There has been ongoing outcry from Drumheller and area residents about designs for dikes and berms along the Red Deer River.
One concern in particular is the proposed use of these flood mitigation systems for walking paths and biking trails, and how large the berms will be to accommodate a path or trail.
“Much of our flood mitigation is now as a result of the controlled flow via Dickson Dam,” Red Deer Councillor Lawrence Lee told the Mail.
Drumheller, being downstream of Dickson Dam and the City of Red Deer, also benefits from controlled flow at the dam. This was crucial during the flood event of 2005, though dike and berm structures also provided further protection to the community.

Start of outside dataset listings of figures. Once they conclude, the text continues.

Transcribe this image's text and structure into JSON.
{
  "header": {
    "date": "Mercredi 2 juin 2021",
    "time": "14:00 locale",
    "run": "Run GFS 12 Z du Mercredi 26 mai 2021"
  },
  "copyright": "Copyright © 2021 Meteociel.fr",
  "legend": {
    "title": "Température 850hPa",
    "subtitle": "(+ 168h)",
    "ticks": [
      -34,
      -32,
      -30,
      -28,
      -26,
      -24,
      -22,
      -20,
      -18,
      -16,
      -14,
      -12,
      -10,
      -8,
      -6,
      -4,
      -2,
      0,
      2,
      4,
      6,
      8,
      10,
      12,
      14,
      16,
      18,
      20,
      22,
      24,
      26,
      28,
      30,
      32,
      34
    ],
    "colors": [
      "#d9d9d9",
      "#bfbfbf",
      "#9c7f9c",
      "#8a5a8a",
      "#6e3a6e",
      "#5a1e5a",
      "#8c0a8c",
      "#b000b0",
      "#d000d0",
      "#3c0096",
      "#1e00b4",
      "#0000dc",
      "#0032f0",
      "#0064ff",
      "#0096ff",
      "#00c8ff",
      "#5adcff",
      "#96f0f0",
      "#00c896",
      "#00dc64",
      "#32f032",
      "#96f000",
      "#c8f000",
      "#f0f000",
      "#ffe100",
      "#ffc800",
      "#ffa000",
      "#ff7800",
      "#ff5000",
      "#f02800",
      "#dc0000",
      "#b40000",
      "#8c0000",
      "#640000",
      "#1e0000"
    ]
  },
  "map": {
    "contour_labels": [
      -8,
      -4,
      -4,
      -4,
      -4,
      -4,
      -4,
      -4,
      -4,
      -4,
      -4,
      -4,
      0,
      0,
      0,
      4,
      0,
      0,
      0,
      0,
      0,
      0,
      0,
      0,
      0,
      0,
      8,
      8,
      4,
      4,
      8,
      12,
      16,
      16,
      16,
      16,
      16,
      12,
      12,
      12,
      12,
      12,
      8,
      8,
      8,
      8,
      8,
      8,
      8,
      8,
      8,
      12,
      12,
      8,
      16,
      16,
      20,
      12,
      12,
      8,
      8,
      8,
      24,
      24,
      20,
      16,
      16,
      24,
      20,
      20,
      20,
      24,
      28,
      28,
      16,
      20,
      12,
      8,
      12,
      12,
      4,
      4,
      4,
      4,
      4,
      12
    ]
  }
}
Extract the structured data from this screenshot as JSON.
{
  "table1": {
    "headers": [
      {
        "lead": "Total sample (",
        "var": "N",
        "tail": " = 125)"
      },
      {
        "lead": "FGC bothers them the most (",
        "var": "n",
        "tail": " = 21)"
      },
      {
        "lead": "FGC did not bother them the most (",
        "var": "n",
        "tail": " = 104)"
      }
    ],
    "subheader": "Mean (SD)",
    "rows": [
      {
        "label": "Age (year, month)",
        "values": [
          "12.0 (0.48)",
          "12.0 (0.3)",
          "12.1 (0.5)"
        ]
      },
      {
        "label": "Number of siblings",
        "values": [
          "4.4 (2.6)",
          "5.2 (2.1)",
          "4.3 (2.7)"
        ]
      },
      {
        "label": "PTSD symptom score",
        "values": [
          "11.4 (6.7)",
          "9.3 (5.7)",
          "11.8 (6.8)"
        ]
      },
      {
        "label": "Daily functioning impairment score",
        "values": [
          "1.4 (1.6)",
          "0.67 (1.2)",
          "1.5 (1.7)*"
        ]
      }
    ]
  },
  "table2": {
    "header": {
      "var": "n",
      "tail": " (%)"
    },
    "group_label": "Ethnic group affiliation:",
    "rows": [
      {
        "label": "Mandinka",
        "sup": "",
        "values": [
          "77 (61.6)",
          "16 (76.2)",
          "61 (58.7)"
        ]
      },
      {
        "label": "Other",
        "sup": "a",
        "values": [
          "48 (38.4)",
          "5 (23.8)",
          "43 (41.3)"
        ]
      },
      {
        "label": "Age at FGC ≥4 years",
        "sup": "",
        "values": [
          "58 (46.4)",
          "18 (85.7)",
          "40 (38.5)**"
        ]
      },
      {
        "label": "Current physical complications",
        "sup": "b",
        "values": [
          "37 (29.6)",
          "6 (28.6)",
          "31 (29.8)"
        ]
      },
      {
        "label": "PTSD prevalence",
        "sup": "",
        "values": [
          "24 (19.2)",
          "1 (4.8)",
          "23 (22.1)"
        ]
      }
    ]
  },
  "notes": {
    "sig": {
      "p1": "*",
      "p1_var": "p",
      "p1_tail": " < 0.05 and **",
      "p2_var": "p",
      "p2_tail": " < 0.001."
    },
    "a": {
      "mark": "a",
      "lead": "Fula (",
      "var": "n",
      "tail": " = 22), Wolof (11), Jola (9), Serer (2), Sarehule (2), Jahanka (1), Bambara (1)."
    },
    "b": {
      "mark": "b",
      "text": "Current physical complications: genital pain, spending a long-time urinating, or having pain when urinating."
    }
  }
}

In Northern Alberta the Town of Peace River is another river community familiar with flood events-most recently in April 2020 due to ice jams on the Peace River. To help protect the community against future flood events, a continuous dike system was established throughout the town, with approximately six kilometres of fully paved trail developed along this system.

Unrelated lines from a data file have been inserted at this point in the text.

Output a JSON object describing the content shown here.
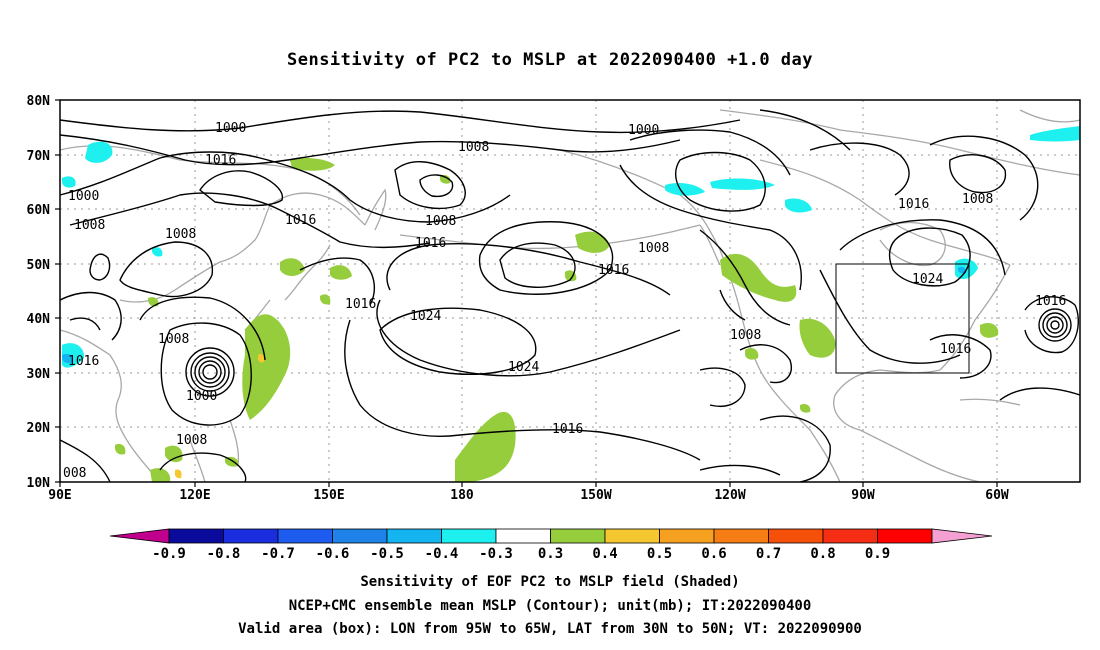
{
  "title": "Sensitivity of PC2 to MSLP at 2022090400 +1.0 day",
  "map": {
    "lat_labels": [
      "80N",
      "70N",
      "60N",
      "50N",
      "40N",
      "30N",
      "20N",
      "10N"
    ],
    "lon_labels": [
      "90E",
      "120E",
      "150E",
      "180",
      "150W",
      "120W",
      "90W",
      "60W"
    ],
    "contour_labels": [
      {
        "text": "1000"
      },
      {
        "text": "1016"
      },
      {
        "text": "1000"
      },
      {
        "text": "1008"
      },
      {
        "text": "1008"
      },
      {
        "text": "1016"
      },
      {
        "text": "1008"
      },
      {
        "text": "1016"
      },
      {
        "text": "1016"
      },
      {
        "text": "1024"
      },
      {
        "text": "1008"
      },
      {
        "text": "1016"
      },
      {
        "text": "1000"
      },
      {
        "text": "1008"
      },
      {
        "text": "1024"
      },
      {
        "text": "1016"
      },
      {
        "text": "1000"
      },
      {
        "text": "1008"
      },
      {
        "text": "1008"
      },
      {
        "text": "1016"
      },
      {
        "text": "1008"
      },
      {
        "text": "1016"
      },
      {
        "text": "1024"
      },
      {
        "text": "1016"
      },
      {
        "text": "1016"
      },
      {
        "text": "1008"
      },
      {
        "text": "008"
      }
    ],
    "valid_box": {
      "lon_from": "95W",
      "lon_to": "65W",
      "lat_from": "30N",
      "lat_to": "50N"
    }
  },
  "colorbar": {
    "colors": [
      "#c0008c",
      "#0a0a9c",
      "#1a2ee0",
      "#1e5cf0",
      "#1e82e8",
      "#14b4f0",
      "#1ef0f0",
      "#ffffff",
      "#96cd3c",
      "#f5c832",
      "#f5a01e",
      "#f57d14",
      "#f5500a",
      "#f52d14",
      "#ff0000",
      "#f5a0d2"
    ],
    "labels": [
      "-0.9",
      "-0.8",
      "-0.7",
      "-0.6",
      "-0.5",
      "-0.4",
      "-0.3",
      "0.3",
      "0.4",
      "0.5",
      "0.6",
      "0.7",
      "0.8",
      "0.9"
    ]
  },
  "captions": [
    "Sensitivity of EOF PC2 to MSLP field (Shaded)",
    "NCEP+CMC ensemble mean MSLP (Contour); unit(mb); IT:2022090400",
    "Valid area (box): LON from 95W to 65W, LAT from 30N to 50N; VT: 2022090900"
  ]
}
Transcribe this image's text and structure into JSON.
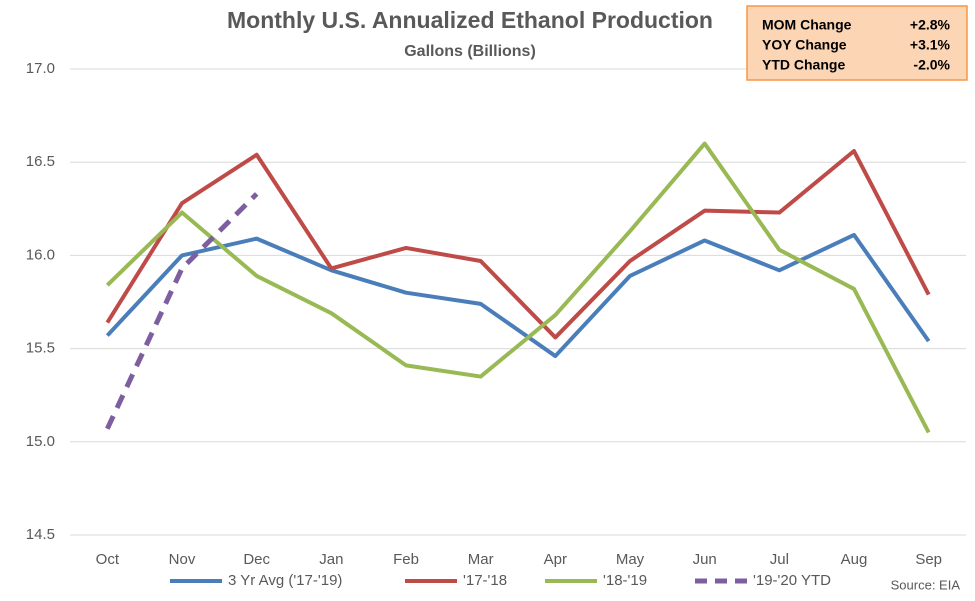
{
  "chart_data": {
    "type": "line",
    "title": "Monthly U.S. Annualized Ethanol Production",
    "subtitle": "Gallons (Billions)",
    "categories": [
      "Oct",
      "Nov",
      "Dec",
      "Jan",
      "Feb",
      "Mar",
      "Apr",
      "May",
      "Jun",
      "Jul",
      "Aug",
      "Sep"
    ],
    "series": [
      {
        "name": "3 Yr Avg ('17-'19)",
        "color": "#4a7ebb",
        "values": [
          15.57,
          16.0,
          16.09,
          15.92,
          15.8,
          15.74,
          15.46,
          15.89,
          16.08,
          15.92,
          16.11,
          15.54
        ]
      },
      {
        "name": "'17-'18",
        "color": "#be4b48",
        "values": [
          15.64,
          16.28,
          16.54,
          15.93,
          16.04,
          15.97,
          15.56,
          15.97,
          16.24,
          16.23,
          16.56,
          15.79
        ]
      },
      {
        "name": "'18-'19",
        "color": "#98b954",
        "values": [
          15.84,
          16.23,
          15.89,
          15.69,
          15.41,
          15.35,
          15.68,
          16.13,
          16.6,
          16.03,
          15.82,
          15.05
        ]
      },
      {
        "name": "'19-'20 YTD",
        "color": "#7d5fa0",
        "dashed": true,
        "values": [
          15.07,
          15.93,
          16.33,
          null,
          null,
          null,
          null,
          null,
          null,
          null,
          null,
          null
        ]
      }
    ],
    "ylim": [
      14.5,
      17.0
    ],
    "yticks": [
      {
        "value": 14.5,
        "label": "14.5"
      },
      {
        "value": 15.0,
        "label": "15.0"
      },
      {
        "value": 15.5,
        "label": "15.5"
      },
      {
        "value": 16.0,
        "label": "16.0"
      },
      {
        "value": 16.5,
        "label": "16.5"
      },
      {
        "value": 17.0,
        "label": "17.0"
      }
    ],
    "grid": true,
    "legend": "bottom",
    "summary": [
      {
        "label": "MOM Change",
        "value": "+2.8%"
      },
      {
        "label": "YOY Change",
        "value": "+3.1%"
      },
      {
        "label": "YTD Change",
        "value": "-2.0%"
      }
    ],
    "source": "Source: EIA"
  }
}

“Our dike trail has become a very popular attraction offering a paved multi-use path along the river,” says Communications Coordinator Autumn Hulme. She adds the dike system is designed to accommodate flood events, including 1 in 100 year floods.
In the May 12 edition of the Mail, Chief Resiliency and Flood Mitigation Officer Darwin Durnie explained segments of the flood mitigation systems would be paved with more use of these areas possible in the future.
Final berm designs for the Town of Drumheller have not yet been released at this time.